Avant d'entreprendre l'histoire des sciences naturelles pendant la seconde moitié du dix-huitième siècle, M. Magdeleine de Saint-Agy donne d'abord une idée générale de cette importante période, puis il commence par la science de la vie, par la physiologie, parce que c'est elle qui, durant ces cinquante années, a fait la première des progrès remarquables, et parce qu'elle est utile d'ailleurs à l'exposition qui doit suivre des développements de la zoologie. Il analyse et examine séparément les travaux et les découvertes de Haller, de Bonnet, de Spallanzini, de Wolff, de Camper, des deux Hunter, des deux Mouro, de Vieq-d'Azyr, de Hewson, de Cruicksank, de Sheldon, de Mascagny, de Barthey, de Médicus, de Desèze, de Cabanis, de Darwin, de Cullen, de Platner, de Prochaska, de Reil, de Neubauer, de Walther et de Scarpa.

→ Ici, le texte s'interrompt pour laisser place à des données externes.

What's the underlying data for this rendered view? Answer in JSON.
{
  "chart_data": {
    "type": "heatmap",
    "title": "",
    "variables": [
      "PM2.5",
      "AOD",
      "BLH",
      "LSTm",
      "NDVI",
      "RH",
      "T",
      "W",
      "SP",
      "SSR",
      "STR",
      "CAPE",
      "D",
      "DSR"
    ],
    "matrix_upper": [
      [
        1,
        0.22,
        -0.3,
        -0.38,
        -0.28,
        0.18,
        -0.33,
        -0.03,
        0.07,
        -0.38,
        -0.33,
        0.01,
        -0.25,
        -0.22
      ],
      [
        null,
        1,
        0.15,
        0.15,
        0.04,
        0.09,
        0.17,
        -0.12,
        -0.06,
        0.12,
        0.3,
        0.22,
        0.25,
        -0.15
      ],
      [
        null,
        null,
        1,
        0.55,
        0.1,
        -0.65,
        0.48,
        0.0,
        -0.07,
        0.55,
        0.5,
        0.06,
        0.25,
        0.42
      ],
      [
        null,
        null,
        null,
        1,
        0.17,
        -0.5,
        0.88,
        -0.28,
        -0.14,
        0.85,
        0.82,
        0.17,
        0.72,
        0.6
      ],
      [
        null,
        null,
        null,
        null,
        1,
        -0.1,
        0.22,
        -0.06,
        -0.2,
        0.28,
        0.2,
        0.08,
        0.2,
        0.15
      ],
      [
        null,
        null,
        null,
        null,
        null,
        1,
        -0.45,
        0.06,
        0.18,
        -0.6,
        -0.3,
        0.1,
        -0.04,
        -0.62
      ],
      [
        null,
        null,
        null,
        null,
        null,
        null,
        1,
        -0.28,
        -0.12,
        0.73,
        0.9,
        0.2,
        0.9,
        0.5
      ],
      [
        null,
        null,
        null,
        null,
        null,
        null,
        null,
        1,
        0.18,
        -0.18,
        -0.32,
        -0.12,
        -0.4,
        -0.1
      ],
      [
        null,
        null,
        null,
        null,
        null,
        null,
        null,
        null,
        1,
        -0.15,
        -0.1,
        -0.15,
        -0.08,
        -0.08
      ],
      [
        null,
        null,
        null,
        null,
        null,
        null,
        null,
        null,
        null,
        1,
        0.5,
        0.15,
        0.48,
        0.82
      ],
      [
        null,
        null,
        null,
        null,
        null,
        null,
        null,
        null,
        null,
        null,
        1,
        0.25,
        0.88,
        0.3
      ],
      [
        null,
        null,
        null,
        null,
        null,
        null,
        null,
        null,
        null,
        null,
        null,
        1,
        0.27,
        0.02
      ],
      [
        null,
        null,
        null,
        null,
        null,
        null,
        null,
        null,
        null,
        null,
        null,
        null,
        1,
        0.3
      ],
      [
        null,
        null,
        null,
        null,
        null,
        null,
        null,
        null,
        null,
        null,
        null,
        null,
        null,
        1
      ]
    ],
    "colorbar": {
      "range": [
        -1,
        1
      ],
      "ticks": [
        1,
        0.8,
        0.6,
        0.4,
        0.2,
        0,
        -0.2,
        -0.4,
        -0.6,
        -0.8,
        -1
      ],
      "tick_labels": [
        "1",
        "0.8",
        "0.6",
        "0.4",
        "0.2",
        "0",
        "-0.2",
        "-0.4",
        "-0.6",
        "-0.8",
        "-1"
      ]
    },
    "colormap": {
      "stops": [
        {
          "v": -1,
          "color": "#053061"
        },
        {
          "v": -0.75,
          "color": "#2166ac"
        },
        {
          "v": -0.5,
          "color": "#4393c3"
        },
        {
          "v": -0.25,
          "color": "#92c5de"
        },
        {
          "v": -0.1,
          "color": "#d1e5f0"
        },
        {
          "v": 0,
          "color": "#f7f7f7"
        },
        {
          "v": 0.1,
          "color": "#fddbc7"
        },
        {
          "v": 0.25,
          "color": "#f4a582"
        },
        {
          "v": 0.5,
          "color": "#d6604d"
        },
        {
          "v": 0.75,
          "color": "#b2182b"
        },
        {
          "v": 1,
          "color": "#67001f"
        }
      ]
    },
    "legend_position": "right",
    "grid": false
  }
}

En terminant ce quatrième volume, M. Magdeleine de Saint-Agy annonce à ses lecteurs qu'avant d'exposer la nouvelle physiologie née à la fin du dix-huitième siècle, il achèvera l'histoire des progrès de la chimie pendant la seconde moitié de ce même siècle.
Histoire des États européens depuis le Congrès de Vienne; par M. le vicomte de Beamont-Vassy. 10 vol. in-8.--Paris, 1843. Amyot. 7 fr. 50 c. le volume--En vente: La Belgique et la Hollande. 1 vol. in-8.
M. le vicomte de Beaumont-Vassy, auteur des Suédois depuis Charles XII et de Swedenborg ou Stockholm en 1756, a entrepris d'écrire l'histoire de tous les Etats européens depuis le congrès de Vienne jusqu'à l'année 1843. Cet ouvrage doit former 10 volumes in-8. Un seul est en vente; il a pour titre: Histoire de la Belgique et de la Hollande.
«Dans la grande lutte des peuples européens contre les entraves imposées en 1815 par ces traités de Vienne, qui furent pour l'Europe le commencement d'une ère nouvelle, chaque peuple, dit M. de Beaumont-Vassy dans son introduction, se présente à l'historien sous un aspect différent et procède d'une façon particulière. Chez l'un, le germe d'une idée politique se développe lentement et à de longs intervalles, puis il finit par éclore et les choses reprennent leur cours; chez l'autre, au contraire, les idées succèdent rapidement aux idées, et les faits semblent être le résultat d'une agitation machinale et incessante. Ici, dévorés par un insatiable besoin de changement, les hommes sacrifient sans pitié les héritages du passé; là, ils transmettent de génération en génération les institutions qu'ils ont reçues de leurs pères. J'ai cherché à reproduire fidèlement ces aspects divers et ces curieuses dissemblances.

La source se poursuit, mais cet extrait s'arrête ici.